[ExI] Could Thorium solve our energy problem?

John Clark jonkc at bellsouth.net
Mon Jul 12 16:00:41 UTC 2010

On Jul 11, 2010, at 4:47 PM, Ryan Rawson wrote:

> Wired had an article about Thorium reactors, most if it has been
> already stated here:
> http://www.wired.com/magazine/2009/12/ff_new_nukes/

From the article:

>> The real action, though, is in India and China, both of which need to satisfy an immense and growing demand for electricity. The world’s largest source of thorium, India, doesn’t have any commercial thorium reactors yet. But it has announced plans to increase its nuclear power capacity: 

In addition to India and China France is working on Thorium reactors, but for some reason they are all using solid fuel not liquid. I think that is foolish, they're just accustomed to solid fuel and don't want to try something new.

>> Critics point out that thorium’s biggest advantage — its high efficiency — actually presents challenges.

That remark strikes me as a rather foolish thing to say.

>>  Since the reaction is sustained for a very long time, the fuel needs special containers that are extremely durable and can stand up to corrosive salts. 
Fluoride salts are not corrosive, they are very stable for the same reason Teflon, another Florine compound, is stable. Florine is the most chemically reactive element known so when it reacts with something it releases a lot of energy, if you want to change that compound you must supply the same amount of energy and that isn't easy.  

The following is not from the main article but from the comment section by people I don't know:

>> Liquid fluoride thorium reactors are literally one of the top approaches for U-233 weapons material production

Untrue. Thorium reactors are not as neutron rich as the reactors we use today, it produces enough neutrons for a chain reaction but just barely; so if you start to siphon off more than trivial amounts of U-233 fuel for clandestine sinister purposes the reaction will stop and the reactor will shut down. People tend to notice that sort of thing.

And there is no "top approach" for making weapons out of U-233, nobody is approaching it at all. If you want to blow somebody up in a nuclear way there are much easier and better ways to go about it.

>> the US has detonated a number of U-233 weapons tests.

There is an internet rumor that the USA did it once sometime in the 1950's, I've never been able to confirm it.
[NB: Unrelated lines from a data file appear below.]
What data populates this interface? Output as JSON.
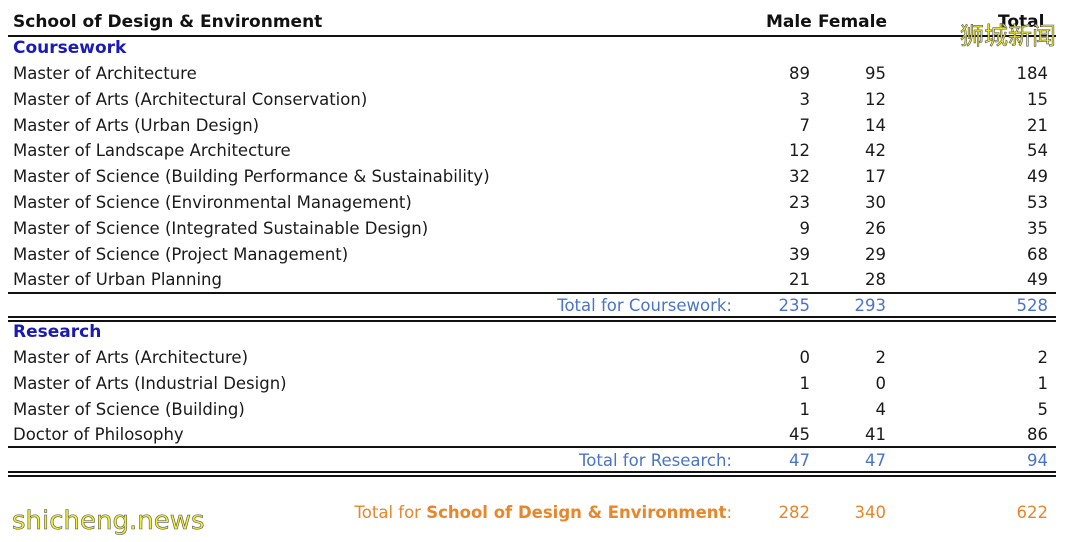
{
  "header": {
    "title": "School of Design & Environment",
    "col_male": "Male",
    "col_female": "Female",
    "col_total": "Total"
  },
  "coursework": {
    "heading": "Coursework",
    "rows": [
      {
        "name": "Master of Architecture",
        "male": "89",
        "female": "95",
        "total": "184"
      },
      {
        "name": "Master of Arts (Architectural Conservation)",
        "male": "3",
        "female": "12",
        "total": "15"
      },
      {
        "name": "Master of Arts (Urban Design)",
        "male": "7",
        "female": "14",
        "total": "21"
      },
      {
        "name": "Master of Landscape Architecture",
        "male": "12",
        "female": "42",
        "total": "54"
      },
      {
        "name": "Master of Science (Building Performance & Sustainability)",
        "male": "32",
        "female": "17",
        "total": "49"
      },
      {
        "name": "Master of Science (Environmental Management)",
        "male": "23",
        "female": "30",
        "total": "53"
      },
      {
        "name": "Master of Science (Integrated Sustainable Design)",
        "male": "9",
        "female": "26",
        "total": "35"
      },
      {
        "name": "Master of Science (Project Management)",
        "male": "39",
        "female": "29",
        "total": "68"
      },
      {
        "name": "Master of Urban Planning",
        "male": "21",
        "female": "28",
        "total": "49"
      }
    ],
    "total_label": "Total for Coursework:",
    "total_male": "235",
    "total_female": "293",
    "total_total": "528"
  },
  "research": {
    "heading": "Research",
    "rows": [
      {
        "name": "Master of Arts (Architecture)",
        "male": "0",
        "female": "2",
        "total": "2"
      },
      {
        "name": "Master of Arts (Industrial Design)",
        "male": "1",
        "female": "0",
        "total": "1"
      },
      {
        "name": "Master of Science (Building)",
        "male": "1",
        "female": "4",
        "total": "5"
      },
      {
        "name": "Doctor of Philosophy",
        "male": "45",
        "female": "41",
        "total": "86"
      }
    ],
    "total_label": "Total for Research:",
    "total_male": "47",
    "total_female": "47",
    "total_total": "94"
  },
  "grand_total": {
    "label_prefix": "Total for ",
    "label_school": "School of Design & Environment",
    "label_suffix": ":",
    "male": "282",
    "female": "340",
    "total": "622"
  },
  "watermarks": {
    "top_right": "狮城新闻",
    "bottom_left": "shicheng.news"
  }
}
I think it unlikely, if there was a facility large enough to produce that much U-233 you'd think it would have shown up somewhere on the radar screen by now. 

>>  U-233 has nearly as low a critical mass as plutonium

U-233 critical mass is in fact 60% higher than Plutonium so you'd need more of it and it's neutron density due to spontaneous fissions is 3 times as high so it would be harder to prevent pre-detonation.  Both these facts mean that making a bomb from U-233 would be harder than making one from Plutonium which would be harder than making one from U-235. And this is ignoring the rather important fact that you'd need a two inch thick tuxedo made of lead if you expected to finish making the bomb before you died from gamma radiation. 

>>  and especially if produced in a continuous process avoiding much U-234 contamination it will be a easy to handle and fabricate material, much less tricky than Plutonium.

That is total disinformation. First of all the contaminate you have to worry about is U-232 not U-234 and despite what is said above nobody knows of a way to produce industrial quantities of U-233 for use in a bomb without that contaminant that would make it so radioactive it would be suicidal to work with, detrimental to other bomb components and easy to detect.